The Simplified Carb Cycle
This is a 5-day pattern of 4 low-carbohydrate days followed by one high-carbohydrate day. The meal plans for each of the phases of the diet are very similar. Protein forms the backbone of the meal plan for each day and will remain constant throughout both high- and low-carbohydrate days. Fat remains low and constant. Remember that this diet is an aggressive program designed for results – fat loss. It is not meant to be a long-term nutritional program.
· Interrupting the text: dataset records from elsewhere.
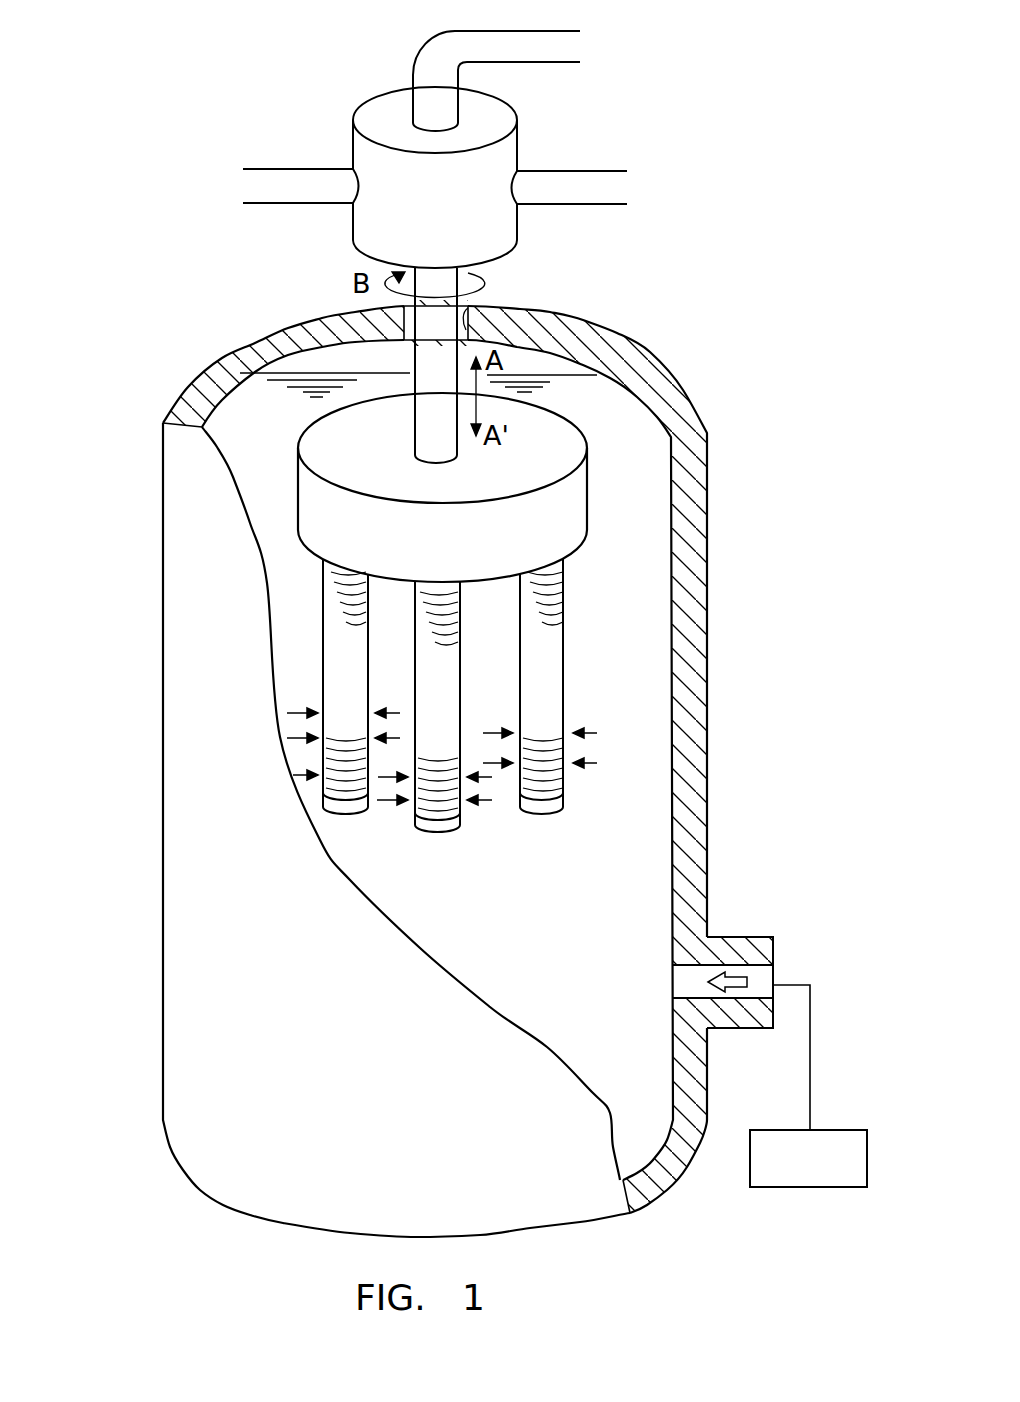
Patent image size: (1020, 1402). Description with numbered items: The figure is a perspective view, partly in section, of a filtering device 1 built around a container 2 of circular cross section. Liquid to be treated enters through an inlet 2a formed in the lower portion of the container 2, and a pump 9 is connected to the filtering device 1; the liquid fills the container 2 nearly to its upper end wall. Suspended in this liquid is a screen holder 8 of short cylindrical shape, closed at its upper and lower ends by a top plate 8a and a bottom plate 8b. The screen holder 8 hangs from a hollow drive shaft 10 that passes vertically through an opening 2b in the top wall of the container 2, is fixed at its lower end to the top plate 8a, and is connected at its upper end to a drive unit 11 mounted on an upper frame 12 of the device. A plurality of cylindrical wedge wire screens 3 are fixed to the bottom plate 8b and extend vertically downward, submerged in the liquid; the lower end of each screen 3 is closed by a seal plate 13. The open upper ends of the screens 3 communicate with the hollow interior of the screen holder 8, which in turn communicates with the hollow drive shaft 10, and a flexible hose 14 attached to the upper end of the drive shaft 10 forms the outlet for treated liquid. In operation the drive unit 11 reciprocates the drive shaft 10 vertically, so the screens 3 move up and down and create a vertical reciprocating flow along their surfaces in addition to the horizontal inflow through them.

The filtering device 1 is at (664, 279).
The container 2 is at (697, 455).
The inlet 2a is at (743, 952).
The opening 2b is at (470, 306).
The cylindrical wedge wire screen 3 is at (487, 749).
The screen holder 8 is at (526, 544).
The top plate 8a is at (530, 457).
The bottom plate 8b is at (485, 580).
The pump 9 is at (838, 1127).
The hollow drive shaft 10 is at (427, 368).
The drive unit 11 is at (503, 150).
The upper frame 12 is at (288, 183).
The seal plate 13 is at (542, 807).
The flexible hose 14 is at (467, 42).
But, for purposeful fat loss, this program will help you strip away that stubborn fat, to keep your physique fit, trim and powerful!
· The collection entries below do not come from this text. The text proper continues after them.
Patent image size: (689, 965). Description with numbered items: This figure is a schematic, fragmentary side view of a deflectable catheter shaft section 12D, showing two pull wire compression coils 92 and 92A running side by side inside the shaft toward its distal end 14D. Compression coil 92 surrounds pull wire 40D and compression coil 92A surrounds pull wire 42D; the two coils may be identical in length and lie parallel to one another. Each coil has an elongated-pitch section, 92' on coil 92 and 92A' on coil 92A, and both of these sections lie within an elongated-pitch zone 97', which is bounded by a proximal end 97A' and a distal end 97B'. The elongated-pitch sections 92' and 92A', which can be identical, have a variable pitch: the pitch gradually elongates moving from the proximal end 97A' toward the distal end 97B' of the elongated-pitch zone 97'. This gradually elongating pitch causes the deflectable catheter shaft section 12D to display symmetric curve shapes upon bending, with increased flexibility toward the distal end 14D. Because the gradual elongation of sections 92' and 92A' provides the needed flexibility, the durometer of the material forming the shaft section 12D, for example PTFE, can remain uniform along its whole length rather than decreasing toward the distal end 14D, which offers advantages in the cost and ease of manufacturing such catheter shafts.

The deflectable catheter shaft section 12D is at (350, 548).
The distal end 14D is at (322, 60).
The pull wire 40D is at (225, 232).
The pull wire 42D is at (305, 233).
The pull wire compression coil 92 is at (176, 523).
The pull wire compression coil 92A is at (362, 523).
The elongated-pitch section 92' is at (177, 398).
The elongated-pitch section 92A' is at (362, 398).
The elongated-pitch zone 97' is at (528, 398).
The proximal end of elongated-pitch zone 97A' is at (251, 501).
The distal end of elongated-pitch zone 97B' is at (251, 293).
To create your meal plan, start by determining your daily protein needs, based on the following general guidelines: Protein:
1.5-2.2 grams per lb of bodyweight for men
1.0-1.7 grams per lb of bodyweight for women.

Protein intake is based on perceived intensity of daily physical activity (the more intense exercise activity you do each day, the greater your protein needs will be). Remember, dietary protein is your primary fuel source on this program.

Carbohydrates:

  • High days: carbohydrate intake equals 100% of protein intake in grams
  • Low days: carbohydrate intake equals 30% of protein intake in grams

Fats:

  • Fats will remain low, negotiable. Include EFA's in your supplement regimen in place of dietary fats. No more than 20% of total calories should come from fats.
  • Divide your nutrient totals over 6-8 meals, spaced evenly throughout the day. Choose from low-glycemic carbohydrates for all carbohydrate meals.
  • Create your meal plan, and begin your cycle. Keep cardio and activity level consistent. Monitor your bodyweight over the first 2 5-day cycles. The goal is to lose 1-1.5 lbs per cycle (no more). It may take 2-3 runs through the 5-day cycle to fine-tune your diet. If bodyweight does not drop after 2 cycles, increase cardio calorie burn by 100 grams per day, times 5 days (or 500 calories per week, total).
  • If weight fluctuates more than 2lbs per cycle, it means calorie intake is most likely too low. Increase protein by 25 grams per day, each day. Monitor weight for ongoing fluctuations. As your meal plan progresses, make these adjustments as recommended to keep the metabolism racing, and the fat coming off.
  • You'll also want to be careful as you progress; the leaner you become, the harder your body will work to hold onto fat stores, and the more protein will be targeted to compensate for any calorie deficit induced by increased cardio activity or calorie restriction. Keep a close eye on your weight, and strength and energy levels. You'll feel a bit depleted on the last of your low days, especially the leaner you get. This is because your body will be working hard, digging deeply into the last little bit of stored energy in your fat cells.
  • This is where sports nutrition plays a role. There are many fat loss products on the market today that help the body target stored fat to use for energy. There are also several very powerful performance-boosting, energy-enhancing and anti-fatigue nutritional supplements available to help keep you driving your "A-game" even while dropping
    fat. We'll address many of these in several upcoming articles.
  • Getting ripped isn't rocket science, but it is an extreme process. Let's face it, the body doesn't want to go into the sub 5-7% range – it's outside the body's comfort zone. But, if it were easy to be pretty, we'd all be walking around, like the cover of Men's Health, right? It's a little bit nutritional and bioscience, a little bit art, and a whole-lotta effort. But, you're an extremist, you train like a superhero to compete and be the best you can be. Hard work is just another part of your day. Try this no-holds-barred nutritional approach and just watch what happens to your physique. Better yet, watch what happens to your competition. And watch the look on their faces when they face you. You now have the tools in your arsenal to exceed your own extremes.